What exactly is the consensus that Bitcoin, the consensus mechanism, is trying to achieve? The previous example, which was talking about distributed hash tables, had a system with many servers that work together to maintain a distributed hash table. What is the consensus to be achieved? It’s what’s in the hash table, what are the key-value pairs, and that’s the consensus that’s going to be achieved.
The consensus that’s going to be achieved in the bitcoin system is what’s in this decentralized ledger, and that’s the consensus that’s going to be achieved. So who gets to decide what’s in this ledger? Only nodes that have been granted bookkeeping rights can write into it. So how to get the bookkeeping rights? You have to solve the puzzle H(block header) <= target. Why do you say that Bitcoin’s consensus mechanism relies on the power of the algorithm to vote?
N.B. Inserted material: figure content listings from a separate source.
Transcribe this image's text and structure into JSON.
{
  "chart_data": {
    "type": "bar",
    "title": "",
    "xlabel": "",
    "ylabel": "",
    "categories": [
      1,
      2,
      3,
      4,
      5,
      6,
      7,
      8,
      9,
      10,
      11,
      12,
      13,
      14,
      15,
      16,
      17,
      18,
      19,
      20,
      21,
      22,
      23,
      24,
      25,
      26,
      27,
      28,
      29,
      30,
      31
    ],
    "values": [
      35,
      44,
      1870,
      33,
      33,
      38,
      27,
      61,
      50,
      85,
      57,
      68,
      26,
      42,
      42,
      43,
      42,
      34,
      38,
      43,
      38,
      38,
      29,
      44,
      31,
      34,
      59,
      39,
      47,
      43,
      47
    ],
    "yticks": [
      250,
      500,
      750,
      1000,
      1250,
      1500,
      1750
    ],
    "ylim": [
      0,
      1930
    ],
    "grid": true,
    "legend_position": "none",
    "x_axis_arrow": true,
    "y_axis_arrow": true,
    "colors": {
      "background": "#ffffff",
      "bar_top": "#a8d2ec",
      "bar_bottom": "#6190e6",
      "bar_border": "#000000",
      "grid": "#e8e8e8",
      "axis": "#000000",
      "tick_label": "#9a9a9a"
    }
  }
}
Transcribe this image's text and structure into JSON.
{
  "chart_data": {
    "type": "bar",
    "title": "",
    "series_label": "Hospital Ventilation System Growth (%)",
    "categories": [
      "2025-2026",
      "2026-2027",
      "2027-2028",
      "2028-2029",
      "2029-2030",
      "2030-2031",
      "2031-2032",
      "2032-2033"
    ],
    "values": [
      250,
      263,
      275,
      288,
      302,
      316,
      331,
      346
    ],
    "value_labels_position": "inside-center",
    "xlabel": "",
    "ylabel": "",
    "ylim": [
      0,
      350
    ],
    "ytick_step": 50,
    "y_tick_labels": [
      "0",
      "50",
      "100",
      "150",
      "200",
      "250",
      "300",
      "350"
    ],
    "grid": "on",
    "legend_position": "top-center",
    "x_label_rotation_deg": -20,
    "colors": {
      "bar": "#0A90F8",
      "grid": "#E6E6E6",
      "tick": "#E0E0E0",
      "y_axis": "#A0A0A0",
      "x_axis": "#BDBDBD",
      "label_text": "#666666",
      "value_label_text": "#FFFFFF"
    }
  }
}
It’s because of the puzzle friendly property mentioned in the previous section. This property ensures that there are no shortcuts to solving puzzles, and that you can only try them out one by one, so if a node has ten times more power than another node, the probability that it will get the right to write the book is also ten times higher than the probability of that node. Voting by math power, that’s what’s special about voting in bitcoin, it’s not one person one vote, it’s not one computer one vote, it’s the number of nonces you can try per second. This is sometimes called the hash rate, and this determines the weight of the vote. The higher the hash rate of a node, the higher the probability that it will be rewarded with a block.
How can this method prevent the witch attack problem mentioned earlier?
Because the vote is to rely on computing power to vote, create how many accounts actually has no effect, you can create 1 account on top of your server, 100 accounts, or create 10,000 accounts, but does not make your hash rate increase, does not make you try to increase the number of nonce per second, so the weight of the vote does not change.